Among the authors students read are many calling for financial literacy among students, including Princeton’s Alan Blinder, the Gordon S. Rentschler Memorial Professor of Economics and Public Affairs, and Frederick Wherry, professor of sociology, who leads the Dignity and Debt initiative. “I hope students learn something about the cultural assumptions baked into some of their thinking about debt, ranging from different approaches in their own families and cultures about whether or not to fight for a check or easily agree to split a check at a dinner out, to where the blame gets laid when things go wrong,” Elyachar said.

An open forum: Finances can be a sensitive subject, but in Elyachar’s class students see how debt and personal finance have become a topic of public and political debate, from the NPR podcasts “Death, Sex and Money” to calls to “Drop the Debt.” Students have recounted their own “debt stories” for an online discussion board; the submissions revealed the complexity of decision-making for this generation, even for students at Princeton, Elyachar said.

Rethinking obligations: One unit in the course focuses on student debt. To open the class discussion, Elyachar played a news clip of Lindsey Stanberry, author of “Refinery29 Money Diaries: Everything You’ve Ever Wanted to Know About Your Finances ... and Everyone Else's.” In the segment, Stanberry argues against the stigma surrounding student debt, explaining that it makes more sense to view student loans as mortgages. 

Elyachar stopped the recording. “Why is it not shameful to have a mortgage?” she asked the class. One student answered he thought it was because nearly everyone needs to borrow money to afford a house. Another said, “It doesn’t carry that stigma of irresponsibility.”

Elyachar went on to discuss the reasons college tuition has increased and how the burden has shifted onto students and their families in recent years. She then introduced ideas that have been proposed to eliminate or reform onerous lending practices to students.

Later in the lecture, Elyachar showed a slide listing hidden costs of today’s high-stakes college admissions, from reduced family time (due to student activities in high school) to increased suicide rates to the high numbers of sports injuries suffered by athletes competing for scholarships.

From the back of the room, a student audibly whispered, “That’s crazy.”

“The spillover in many areas of life is quite dramatic,” Elyachar said.

Students say: “I haven’t taken many classes here, but it seems unique in the sense that there are a lot of different majors and cultural backgrounds represented,” said Micah Newberger, a first-year student. “Professor Elyachar, during lecture, tries to tease out these differences both by asking us to participate and by including a wide range of opinions in the readings for any given week.
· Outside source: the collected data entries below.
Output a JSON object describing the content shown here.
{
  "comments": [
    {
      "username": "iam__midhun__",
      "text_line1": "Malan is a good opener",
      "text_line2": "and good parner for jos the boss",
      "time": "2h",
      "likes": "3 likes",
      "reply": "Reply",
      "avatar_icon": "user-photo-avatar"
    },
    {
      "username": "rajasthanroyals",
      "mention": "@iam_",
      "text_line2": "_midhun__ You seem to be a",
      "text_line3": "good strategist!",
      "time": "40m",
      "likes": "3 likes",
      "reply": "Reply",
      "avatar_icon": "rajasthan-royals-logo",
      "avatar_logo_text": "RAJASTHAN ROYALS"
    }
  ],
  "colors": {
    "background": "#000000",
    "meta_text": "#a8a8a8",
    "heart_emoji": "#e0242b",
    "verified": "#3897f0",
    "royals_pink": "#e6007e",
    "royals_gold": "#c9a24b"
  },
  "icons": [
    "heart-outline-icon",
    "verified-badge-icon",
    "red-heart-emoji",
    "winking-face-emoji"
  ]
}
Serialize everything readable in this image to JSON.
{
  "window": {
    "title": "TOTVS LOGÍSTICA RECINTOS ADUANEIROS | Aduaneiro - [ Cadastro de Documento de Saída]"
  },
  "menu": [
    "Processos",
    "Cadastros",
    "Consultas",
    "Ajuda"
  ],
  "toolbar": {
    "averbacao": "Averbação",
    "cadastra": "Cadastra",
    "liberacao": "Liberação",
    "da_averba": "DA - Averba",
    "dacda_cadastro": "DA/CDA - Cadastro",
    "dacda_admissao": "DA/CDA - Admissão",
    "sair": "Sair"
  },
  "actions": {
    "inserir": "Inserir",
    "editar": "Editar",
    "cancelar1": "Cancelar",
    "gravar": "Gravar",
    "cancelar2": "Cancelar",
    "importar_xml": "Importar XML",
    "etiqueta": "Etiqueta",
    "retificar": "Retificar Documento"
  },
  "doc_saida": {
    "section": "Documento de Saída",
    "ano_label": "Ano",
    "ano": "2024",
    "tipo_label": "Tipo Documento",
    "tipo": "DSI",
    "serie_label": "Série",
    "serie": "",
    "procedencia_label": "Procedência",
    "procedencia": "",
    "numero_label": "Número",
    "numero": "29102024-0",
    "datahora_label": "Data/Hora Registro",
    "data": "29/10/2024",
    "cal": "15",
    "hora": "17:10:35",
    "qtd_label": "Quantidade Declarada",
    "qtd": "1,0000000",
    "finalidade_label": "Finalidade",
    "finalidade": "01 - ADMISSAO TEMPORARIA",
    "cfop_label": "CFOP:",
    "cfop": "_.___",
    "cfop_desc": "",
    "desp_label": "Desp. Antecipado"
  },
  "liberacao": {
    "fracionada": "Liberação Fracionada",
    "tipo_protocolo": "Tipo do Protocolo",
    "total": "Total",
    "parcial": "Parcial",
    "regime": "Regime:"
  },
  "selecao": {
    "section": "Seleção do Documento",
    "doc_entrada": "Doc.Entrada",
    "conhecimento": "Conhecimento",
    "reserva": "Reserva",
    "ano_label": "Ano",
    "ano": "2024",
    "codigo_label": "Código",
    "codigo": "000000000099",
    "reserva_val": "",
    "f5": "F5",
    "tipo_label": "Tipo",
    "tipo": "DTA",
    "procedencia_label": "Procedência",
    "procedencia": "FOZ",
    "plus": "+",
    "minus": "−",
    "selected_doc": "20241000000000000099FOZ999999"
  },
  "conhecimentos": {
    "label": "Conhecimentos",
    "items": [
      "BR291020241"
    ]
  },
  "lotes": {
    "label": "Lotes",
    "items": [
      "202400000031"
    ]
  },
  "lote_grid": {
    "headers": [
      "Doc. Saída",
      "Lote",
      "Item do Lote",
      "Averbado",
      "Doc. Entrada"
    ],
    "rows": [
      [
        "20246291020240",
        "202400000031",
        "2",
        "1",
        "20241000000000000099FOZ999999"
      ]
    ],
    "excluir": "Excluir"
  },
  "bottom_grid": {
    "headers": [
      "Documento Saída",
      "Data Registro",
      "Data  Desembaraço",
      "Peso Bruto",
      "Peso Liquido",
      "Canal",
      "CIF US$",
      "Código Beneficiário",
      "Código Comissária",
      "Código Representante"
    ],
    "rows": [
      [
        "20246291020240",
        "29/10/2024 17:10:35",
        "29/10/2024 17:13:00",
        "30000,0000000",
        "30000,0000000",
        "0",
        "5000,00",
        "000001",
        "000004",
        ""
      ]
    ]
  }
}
This has at times been difficult — trying to learn all of the different perspectives on, say, student debt — but I think it has helped me understand the issue and formulate better questions about it.”

“The most useful part of the class to me has been how Professor Elyachar helps us delve into major debt-related events of the past and then shows their ripple effects on society today, both domestically and on sovereign nations due to the globalized state of today’s affairs,” said Insu Jung, a senior. “A lot of us econ majors learn about the events, factors and policies leading up to the 2008 financial crisis as well as the policies enacted in response to it, but longer-lasting effects are usually skipped.”

“As someone with a lot of diverse interests, it’s really cool to be able to look at debt from so many perspectives,” said Ava Goldinger, a sophomore in mechanical and aerospace engineering. “That's part of the reason why, though I'm an engineering major, I picked a liberal arts university. I wanted the chance to learn about all of the things that interest me, and this class is a great example of that.”

Gabi Forrest, a senior majoring in economics, said she gained a lot of financial literacy in the class. “I think it gives a nice real-world perspective.”